Tinder isn’t using encryption to keep your photos safe from strangers who are sharing the same coffee shop Wi-Fi as you, security researchers found in a report today. Researchers from the Tel Aviv-based firm Checkmarx found that Tinder’s iOS and Android mobile apps still lack basic HTTPS encryption, meaning that anyone sharing the same Wi-Fi as you can see your Tinder photos or add their own into the photostream.
The firm built a proof-of-concept app called TinderDrift, demoed on YouTube, that can reconstruct a user’s session on Tinder if that person is sharing the same Wi-Fi. Although swipes and matches on Tinder remain HTTPS-encrypted, potential hackers on the network can still tell encrypted commands apart due to the specific patterns of bytes that represent a left swipe, a right swipe, a Super Like, and a match, according to Checkmarx.
The researchers say that by combining the intercepted photos with the monitoring of the encrypted commands, hackers could figure out almost everything a Tinder user is seeing and doing.
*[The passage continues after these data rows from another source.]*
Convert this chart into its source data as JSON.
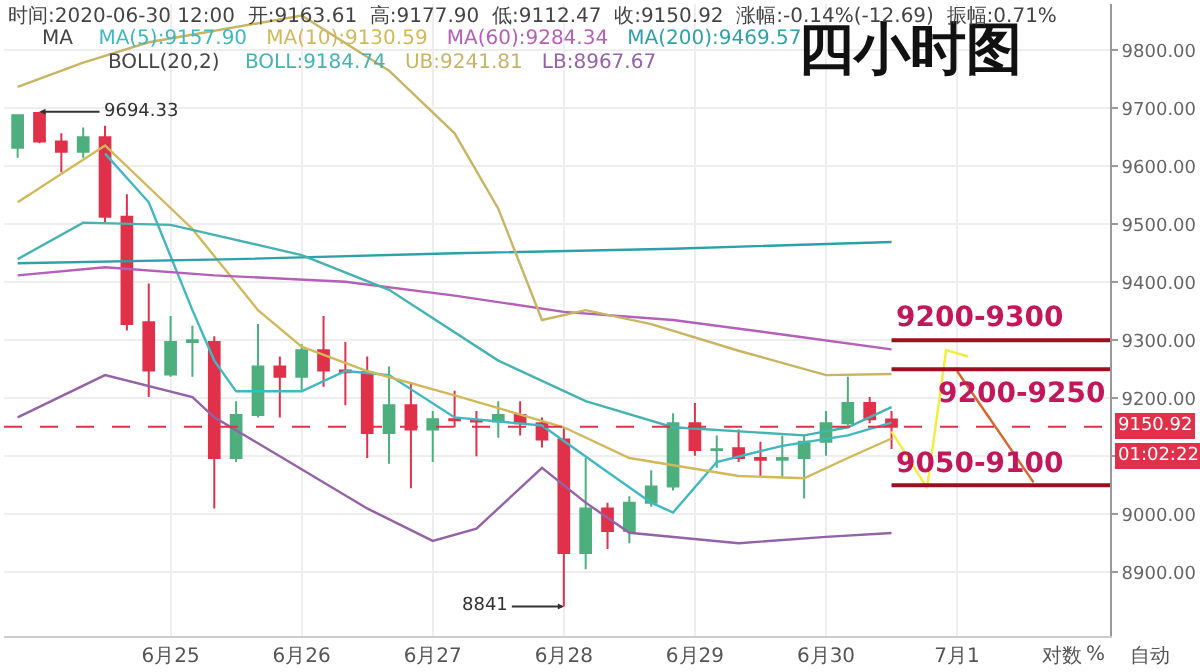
{
  "chart_data": {
    "type": "candlestick",
    "title": "四小时图",
    "annotations": [
      "时间:2020-06-30 12:00  开:9163.61  高:9177.90  低:9112.47  收:9150.92  涨幅:-0.14%(-12.69)  振幅:0.71%",
      "MA",
      "MA(5):9157.90",
      "MA(10):9130.59",
      "MA(60):9284.34",
      "MA(200):9469.57",
      "BOLL(20,2)",
      "BOLL:9184.74",
      "UB:9241.81",
      "LB:8967.67",
      "01:02:22",
      "对数",
      "%",
      "自动",
      {
        "text": "9694.33",
        "x": "2020-06-24T00:00",
        "y": 9694.33
      },
      {
        "text": "8841",
        "x": "2020-06-28T00:00",
        "y": 8841
      },
      {
        "text": "9200-9300",
        "x": "2020-06-30T12:00",
        "y": 9300
      },
      {
        "text": "9200-9250",
        "x": "2020-07-02T04:00",
        "y": 9250
      },
      {
        "text": "9050-9100",
        "x": "2020-06-30T12:00",
        "y": 9050
      }
    ],
    "x": [
      "2020-06-23T20:00",
      "2020-06-24T00:00",
      "2020-06-24T04:00",
      "2020-06-24T08:00",
      "2020-06-24T12:00",
      "2020-06-24T16:00",
      "2020-06-24T20:00",
      "2020-06-25T00:00",
      "2020-06-25T04:00",
      "2020-06-25T08:00",
      "2020-06-25T12:00",
      "2020-06-25T16:00",
      "2020-06-25T20:00",
      "2020-06-26T00:00",
      "2020-06-26T04:00",
      "2020-06-26T08:00",
      "2020-06-26T12:00",
      "2020-06-26T16:00",
      "2020-06-26T20:00",
      "2020-06-27T00:00",
      "2020-06-27T04:00",
      "2020-06-27T08:00",
      "2020-06-27T12:00",
      "2020-06-27T16:00",
      "2020-06-27T20:00",
      "2020-06-28T00:00",
      "2020-06-28T04:00",
      "2020-06-28T08:00",
      "2020-06-28T12:00",
      "2020-06-28T16:00",
      "2020-06-28T20:00",
      "2020-06-29T00:00",
      "2020-06-29T04:00",
      "2020-06-29T08:00",
      "2020-06-29T12:00",
      "2020-06-29T16:00",
      "2020-06-29T20:00",
      "2020-06-30T00:00",
      "2020-06-30T04:00",
      "2020-06-30T08:00",
      "2020-06-30T12:00"
    ],
    "ohlc": [
      [
        9632,
        9690,
        9615,
        9688
      ],
      [
        9692,
        9694.33,
        9640,
        9643
      ],
      [
        9643,
        9657,
        9590,
        9625
      ],
      [
        9625,
        9667,
        9615,
        9650
      ],
      [
        9650,
        9670,
        9503,
        9513
      ],
      [
        9513,
        9552,
        9317,
        9328
      ],
      [
        9331,
        9398,
        9202,
        9248
      ],
      [
        9241,
        9342,
        9237,
        9297
      ],
      [
        9297,
        9325,
        9237,
        9300
      ],
      [
        9297,
        9307,
        9010,
        9097
      ],
      [
        9097,
        9195,
        9090,
        9171
      ],
      [
        9171,
        9328,
        9167,
        9255
      ],
      [
        9255,
        9272,
        9167,
        9237
      ],
      [
        9237,
        9293,
        9212,
        9283
      ],
      [
        9283,
        9342,
        9220,
        9248
      ],
      [
        9248,
        9297,
        9188,
        9245
      ],
      [
        9245,
        9272,
        9097,
        9140
      ],
      [
        9140,
        9255,
        9087,
        9188
      ],
      [
        9188,
        9227,
        9045,
        9146
      ],
      [
        9146,
        9178,
        9090,
        9164
      ],
      [
        9164,
        9213,
        9150,
        9162
      ],
      [
        9162,
        9178,
        9100,
        9160
      ],
      [
        9160,
        9195,
        9132,
        9171
      ],
      [
        9171,
        9195,
        9136,
        9157
      ],
      [
        9157,
        9167,
        9115,
        9129
      ],
      [
        9129,
        9150,
        8841,
        8933
      ],
      [
        8933,
        9097,
        8905,
        9010
      ],
      [
        9010,
        9020,
        8940,
        8971
      ],
      [
        8971,
        9031,
        8950,
        9020
      ],
      [
        9020,
        9076,
        9013,
        9048
      ],
      [
        9048,
        9174,
        9041,
        9157
      ],
      [
        9157,
        9192,
        9101,
        9111
      ],
      [
        9111,
        9136,
        9080,
        9112
      ],
      [
        9114,
        9146,
        9090,
        9097
      ],
      [
        9097,
        9125,
        9066,
        9094
      ],
      [
        9094,
        9136,
        9062,
        9097
      ],
      [
        9097,
        9136,
        9027,
        9125
      ],
      [
        9125,
        9178,
        9101,
        9157
      ],
      [
        9157,
        9237,
        9153,
        9192
      ],
      [
        9192,
        9202,
        9157,
        9164
      ],
      [
        9163.61,
        9177.9,
        9112.47,
        9150.92
      ]
    ],
    "colors": [
      "#4caf7d",
      "#e0314b",
      "#e0314b",
      "#4caf7d",
      "#e0314b",
      "#e0314b",
      "#e0314b",
      "#4caf7d",
      "#4caf7d",
      "#e0314b",
      "#4caf7d",
      "#4caf7d",
      "#e0314b",
      "#4caf7d",
      "#e0314b",
      "#e0314b",
      "#e0314b",
      "#4caf7d",
      "#e0314b",
      "#4caf7d",
      "#e0314b",
      "#e0314b",
      "#4caf7d",
      "#e0314b",
      "#e0314b",
      "#e0314b",
      "#4caf7d",
      "#e0314b",
      "#4caf7d",
      "#4caf7d",
      "#4caf7d",
      "#e0314b",
      "#4caf7d",
      "#e0314b",
      "#e0314b",
      "#4caf7d",
      "#4caf7d",
      "#4caf7d",
      "#4caf7d",
      "#e0314b",
      "#e0314b"
    ],
    "series": [
      {
        "type": "line",
        "color": "#3fb8c0",
        "x": [
          "2020-06-24T12:00",
          "2020-06-24T20:00",
          "2020-06-25T04:00",
          "2020-06-25T08:00",
          "2020-06-25T12:00",
          "2020-06-26T00:00",
          "2020-06-26T08:00",
          "2020-06-26T16:00",
          "2020-06-27T04:00",
          "2020-06-27T20:00",
          "2020-06-28T08:00",
          "2020-06-28T16:00",
          "2020-06-28T20:00",
          "2020-06-29T04:00",
          "2020-06-29T16:00",
          "2020-06-30T04:00",
          "2020-06-30T12:00"
        ],
        "values": [
          9622,
          9538,
          9352,
          9265,
          9212,
          9212,
          9247,
          9240,
          9167,
          9153,
          9073,
          9020,
          9003,
          9090,
          9118,
          9136,
          9157.9
        ]
      },
      {
        "type": "line",
        "color": "#d2b85a",
        "x": [
          "2020-06-23T20:00",
          "2020-06-24T12:00",
          "2020-06-25T04:00",
          "2020-06-25T16:00",
          "2020-06-26T00:00",
          "2020-06-26T12:00",
          "2020-06-27T04:00",
          "2020-06-28T00:00",
          "2020-06-28T12:00",
          "2020-06-29T08:00",
          "2020-06-29T20:00",
          "2020-06-30T04:00",
          "2020-06-30T12:00"
        ],
        "values": [
          9538,
          9636,
          9492,
          9352,
          9289,
          9247,
          9205,
          9150,
          9097,
          9066,
          9062,
          9097,
          9130.59
        ]
      },
      {
        "type": "line",
        "color": "#b45fb8",
        "x": [
          "2020-06-23T20:00",
          "2020-06-24T12:00",
          "2020-06-25T08:00",
          "2020-06-26T08:00",
          "2020-06-27T04:00",
          "2020-06-28T00:00",
          "2020-06-28T20:00",
          "2020-06-29T16:00",
          "2020-06-30T12:00"
        ],
        "values": [
          9412,
          9426,
          9412,
          9401,
          9377,
          9349,
          9335,
          9310,
          9284.34
        ]
      },
      {
        "type": "line",
        "color": "#2f9fa8",
        "x": [
          "2020-06-23T20:00",
          "2020-06-25T12:00",
          "2020-06-27T04:00",
          "2020-06-28T20:00",
          "2020-06-30T12:00"
        ],
        "values": [
          9433,
          9440,
          9450,
          9458,
          9469.57
        ]
      },
      {
        "type": "line",
        "color": "#45b3b0",
        "x": [
          "2020-06-23T20:00",
          "2020-06-24T08:00",
          "2020-06-25T00:00",
          "2020-06-26T00:00",
          "2020-06-26T16:00",
          "2020-06-27T12:00",
          "2020-06-28T04:00",
          "2020-06-28T20:00",
          "2020-06-29T20:00",
          "2020-06-30T04:00",
          "2020-06-30T12:00"
        ],
        "values": [
          9440,
          9503,
          9499,
          9447,
          9387,
          9265,
          9195,
          9150,
          9136,
          9150,
          9184.74
        ]
      },
      {
        "type": "line",
        "color": "#c8b464",
        "x": [
          "2020-06-23T20:00",
          "2020-06-24T08:00",
          "2020-06-24T20:00",
          "2020-06-26T00:00",
          "2020-06-26T16:00",
          "2020-06-27T04:00",
          "2020-06-27T12:00",
          "2020-06-27T20:00",
          "2020-06-28T04:00",
          "2020-06-28T16:00",
          "2020-06-29T08:00",
          "2020-06-30T00:00",
          "2020-06-30T12:00"
        ],
        "values": [
          9737,
          9779,
          9814,
          9860,
          9765,
          9657,
          9527,
          9335,
          9352,
          9328,
          9282,
          9240,
          9241.81
        ]
      },
      {
        "type": "line",
        "color": "#9462a6",
        "x": [
          "2020-06-23T20:00",
          "2020-06-24T12:00",
          "2020-06-25T04:00",
          "2020-06-25T08:00",
          "2020-06-25T20:00",
          "2020-06-26T12:00",
          "2020-06-27T00:00",
          "2020-06-27T08:00",
          "2020-06-27T20:00",
          "2020-06-28T04:00",
          "2020-06-28T12:00",
          "2020-06-29T08:00",
          "2020-06-30T00:00",
          "2020-06-30T12:00"
        ],
        "values": [
          9167,
          9240,
          9202,
          9167,
          9100,
          9010,
          8954,
          8975,
          9080,
          9020,
          8968,
          8950,
          8961,
          8967.67
        ]
      },
      {
        "type": "line",
        "color": "#f2ee3c",
        "x": [
          "2020-06-30T12:00",
          "2020-06-30T18:30",
          "2020-06-30T22:00",
          "2020-07-01T02:00"
        ],
        "values": [
          9143,
          9045,
          9283,
          9272
        ]
      },
      {
        "type": "line",
        "color": "#d9652b",
        "x": [
          "2020-07-01T00:00",
          "2020-07-01T14:00"
        ],
        "values": [
          9247,
          9055
        ]
      }
    ],
    "xlim": [
      "2020-06-23T17:30",
      "2020-07-02T04:00"
    ],
    "xticks": [
      {
        "value": "2020-06-25",
        "label": "6月25"
      },
      {
        "value": "2020-06-26",
        "label": "6月26"
      },
      {
        "value": "2020-06-27",
        "label": "6月27"
      },
      {
        "value": "2020-06-28",
        "label": "6月28"
      },
      {
        "value": "2020-06-29",
        "label": "6月29"
      },
      {
        "value": "2020-06-30",
        "label": "6月30"
      },
      {
        "value": "2020-07-01",
        "label": "7月1"
      }
    ],
    "ylim": [
      8790,
      9880
    ],
    "yticks": [
      {
        "value": 8900,
        "label": "8900.00"
      },
      {
        "value": 9000,
        "label": "9000.00"
      },
      {
        "value": 9100,
        "label": null
      },
      {
        "value": 9200,
        "label": "9200.00"
      },
      {
        "value": 9300,
        "label": "9300.00"
      },
      {
        "value": 9400,
        "label": "9400.00"
      },
      {
        "value": 9500,
        "label": "9500.00"
      },
      {
        "value": 9600,
        "label": "9600.00"
      },
      {
        "value": 9700,
        "label": "9700.00"
      },
      {
        "value": 9800,
        "label": "9800.00"
      }
    ],
    "ref_lines": [
      {
        "axis": "y",
        "value": 9150.92,
        "label": "9150.92",
        "color": "#e0314b",
        "line_style": "dashed"
      },
      {
        "axis": "y",
        "value": 9300,
        "color": "#9b1020"
      },
      {
        "axis": "y",
        "value": 9250,
        "color": "#9b1020"
      },
      {
        "axis": "y",
        "value": 9050,
        "color": "#9b1020"
      }
    ],
    "grid": true
  }
}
Checkmarx also suggests that hackers with knowledge of a user’s sexual preferences and other private information could potentially blackmail users, or swap the photos a user sees for inappropriate content or rogue advertising. The only thing that remains private is messages and photos sent between users after a match.
HTTPS encryption is a standard protocol used by most websites these days, according to statistics from Mozilla. As of January this year, 68 percent of the internet is encrypted with HTTPS. That means there’s a secure lock symbol next to the URL in your address bar; and while HTTPS isn’t foolproof, it’s still basic protection from hackers.
Tinder responded in a statement to The Verge that the unencrypted photos are profile pictures, and Tinder is a free global platform, so the pictures are “available to anyone swiping on the app” anyway.
It hinted at working on more security measures: “Like every other technology company, we are constantly improving our defenses in the battle against malicious hackers. For example, our desktop and mobile web platforms already encrypt profile images, and we are working towards encrypting images on our app experience as well.”
Tinder also added that it wouldn’t give out any specific information about what those improved defenses would look like, saying, “However, we do not go into any further detail on the specific security tools we use or enhancements we may implement to avoid tipping off would-be hackers.”